La Corte di Assise d’appello di Catanzaro, nel luglio scorso, ha assolto “per non aver commesso il fatto” Peppino Daponte dopo due condanne a 30 anni in primo e secondo grado e il successivo annullamento della sentenza in appello da parte della corte di Cassazione. Un delitto, quindi, che al momento resta irrisolto. Si tratta, infatti, di un processo indiziario fondato essenzialmente su fonti di prova dichiarativa in gran parte provenienti da collaboratori di giustizia. L’imputato, infatti, era stato accusato dell’omicidio da alcuni collaboratori. Durante il processo sono stati ascoltati diversi teste oltre ai collaboratori di giustizia Gennaro Pulice, Matteo Vescio e Francesco Michienzi. Secondo le valutazioni della Corte, all’esito della complessa istruttoria svolta, “non sono state superate le perplessità motivazionali evidenziate dalla Suprema Corte in sede di giudizio rescindente”.
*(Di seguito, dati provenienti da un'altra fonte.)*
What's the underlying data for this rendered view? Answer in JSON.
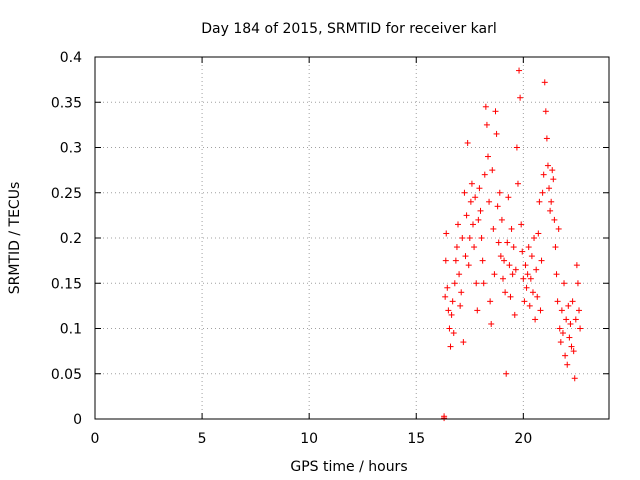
{
  "chart_data": {
    "type": "scatter",
    "title": "Day 184 of 2015, SRMTID for receiver karl",
    "xlabel": "GPS time / hours",
    "ylabel": "SRMTID / TECUs",
    "xlim": [
      0,
      24
    ],
    "ylim": [
      0,
      0.4
    ],
    "xticks": [
      0,
      5,
      10,
      15,
      20
    ],
    "yticks": [
      0,
      0.05,
      0.1,
      0.15,
      0.2,
      0.25,
      0.3,
      0.35,
      0.4
    ],
    "xtick_labels": [
      "0",
      "5",
      "10",
      "15",
      "20"
    ],
    "ytick_labels": [
      "0",
      "0.05",
      "0.1",
      "0.15",
      "0.2",
      "0.25",
      "0.3",
      "0.35",
      "0.4"
    ],
    "grid": true,
    "marker": "+",
    "marker_color": "#ff0000",
    "point_pairs": [
      [
        16.3,
        0.001
      ],
      [
        16.3,
        0.003
      ],
      [
        16.35,
        0.135
      ],
      [
        16.38,
        0.175
      ],
      [
        16.4,
        0.205
      ],
      [
        16.45,
        0.145
      ],
      [
        16.5,
        0.12
      ],
      [
        16.55,
        0.1
      ],
      [
        16.6,
        0.08
      ],
      [
        16.65,
        0.115
      ],
      [
        16.7,
        0.13
      ],
      [
        16.75,
        0.095
      ],
      [
        16.8,
        0.15
      ],
      [
        16.85,
        0.175
      ],
      [
        16.9,
        0.19
      ],
      [
        16.95,
        0.215
      ],
      [
        17.0,
        0.16
      ],
      [
        17.05,
        0.125
      ],
      [
        17.1,
        0.14
      ],
      [
        17.15,
        0.2
      ],
      [
        17.2,
        0.085
      ],
      [
        17.25,
        0.25
      ],
      [
        17.3,
        0.18
      ],
      [
        17.35,
        0.225
      ],
      [
        17.4,
        0.305
      ],
      [
        17.45,
        0.17
      ],
      [
        17.5,
        0.2
      ],
      [
        17.55,
        0.24
      ],
      [
        17.6,
        0.26
      ],
      [
        17.65,
        0.215
      ],
      [
        17.7,
        0.19
      ],
      [
        17.75,
        0.245
      ],
      [
        17.8,
        0.15
      ],
      [
        17.85,
        0.12
      ],
      [
        17.9,
        0.22
      ],
      [
        17.95,
        0.255
      ],
      [
        18.0,
        0.23
      ],
      [
        18.05,
        0.2
      ],
      [
        18.1,
        0.175
      ],
      [
        18.15,
        0.15
      ],
      [
        18.2,
        0.27
      ],
      [
        18.25,
        0.345
      ],
      [
        18.3,
        0.325
      ],
      [
        18.35,
        0.29
      ],
      [
        18.4,
        0.24
      ],
      [
        18.45,
        0.13
      ],
      [
        18.5,
        0.105
      ],
      [
        18.55,
        0.275
      ],
      [
        18.6,
        0.21
      ],
      [
        18.65,
        0.16
      ],
      [
        18.7,
        0.34
      ],
      [
        18.75,
        0.315
      ],
      [
        18.8,
        0.235
      ],
      [
        18.85,
        0.195
      ],
      [
        18.9,
        0.25
      ],
      [
        18.95,
        0.18
      ],
      [
        19.0,
        0.22
      ],
      [
        19.05,
        0.155
      ],
      [
        19.1,
        0.175
      ],
      [
        19.15,
        0.14
      ],
      [
        19.2,
        0.05
      ],
      [
        19.25,
        0.195
      ],
      [
        19.3,
        0.245
      ],
      [
        19.35,
        0.17
      ],
      [
        19.4,
        0.135
      ],
      [
        19.45,
        0.21
      ],
      [
        19.5,
        0.16
      ],
      [
        19.55,
        0.19
      ],
      [
        19.6,
        0.115
      ],
      [
        19.65,
        0.165
      ],
      [
        19.7,
        0.3
      ],
      [
        19.75,
        0.26
      ],
      [
        19.8,
        0.385
      ],
      [
        19.85,
        0.355
      ],
      [
        19.9,
        0.215
      ],
      [
        19.95,
        0.185
      ],
      [
        20.0,
        0.155
      ],
      [
        20.05,
        0.13
      ],
      [
        20.1,
        0.17
      ],
      [
        20.15,
        0.145
      ],
      [
        20.2,
        0.16
      ],
      [
        20.25,
        0.19
      ],
      [
        20.3,
        0.125
      ],
      [
        20.35,
        0.155
      ],
      [
        20.4,
        0.18
      ],
      [
        20.45,
        0.14
      ],
      [
        20.5,
        0.2
      ],
      [
        20.55,
        0.11
      ],
      [
        20.6,
        0.165
      ],
      [
        20.65,
        0.135
      ],
      [
        20.7,
        0.205
      ],
      [
        20.75,
        0.24
      ],
      [
        20.8,
        0.12
      ],
      [
        20.85,
        0.175
      ],
      [
        20.9,
        0.25
      ],
      [
        20.95,
        0.27
      ],
      [
        21.0,
        0.372
      ],
      [
        21.05,
        0.34
      ],
      [
        21.1,
        0.31
      ],
      [
        21.15,
        0.28
      ],
      [
        21.2,
        0.255
      ],
      [
        21.25,
        0.23
      ],
      [
        21.3,
        0.24
      ],
      [
        21.35,
        0.275
      ],
      [
        21.4,
        0.265
      ],
      [
        21.45,
        0.22
      ],
      [
        21.5,
        0.19
      ],
      [
        21.55,
        0.16
      ],
      [
        21.6,
        0.13
      ],
      [
        21.65,
        0.21
      ],
      [
        21.7,
        0.1
      ],
      [
        21.75,
        0.085
      ],
      [
        21.8,
        0.12
      ],
      [
        21.85,
        0.095
      ],
      [
        21.9,
        0.15
      ],
      [
        21.95,
        0.07
      ],
      [
        22.0,
        0.11
      ],
      [
        22.05,
        0.06
      ],
      [
        22.1,
        0.125
      ],
      [
        22.15,
        0.09
      ],
      [
        22.2,
        0.105
      ],
      [
        22.25,
        0.08
      ],
      [
        22.3,
        0.13
      ],
      [
        22.35,
        0.075
      ],
      [
        22.4,
        0.045
      ],
      [
        22.45,
        0.11
      ],
      [
        22.5,
        0.17
      ],
      [
        22.55,
        0.15
      ],
      [
        22.6,
        0.12
      ],
      [
        22.65,
        0.1
      ]
    ]
  }
}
Il narrato dei collaboratori a proposito dell’omicidio Bucchino - a parere della Corte - è ritenuto, in alcuni tratti “molto debole”. Dichiarazioni che si sono basate su fonti indirette, o per l'aver appreso informazioni da altri. Sono, pertanto, emerse “discrasie nei narrati”, frutto anche di “deduzioni personali dei collaboratori a volte rimaste non riscontrate all’esterno o in parte contraddette”. In particolare, il movente dell’omicidio - sostengono i giudici - è rimasto indimostrato. In conclusione, non è stato superato lo standard “dell’oltre ogni ragionevole dubbio”. Anche la Corte di Cassazione aveva messo in dubbio i riscontri dichiarativi e da qui è nato un secondo processo nel corso del quale si è proceduto a riascoltare i collaboratori e ad un confronto anche col testimone Cosimino Berlingeri.
I fatti
Daponte era stato arrestato a circa 16 anni di distanza dall’omicidio e successivamente era stato scarcerato per decorrenza dei termini di custodia cautelare, non essendoci più i presupposti per la detenzione. Nelle udienze precedenti alla sentenza assolutoria con formula piena, il Pg aveva chiesto la conferma della condanna a 30 per Daponte. Diverse le parti civili che si erano costituite nel processo. Bucchino è stato ucciso con cinque colpi di pistola calibro 38, esplosi da distanza ravvicinata, lungo una strada sterrata in località Savutano.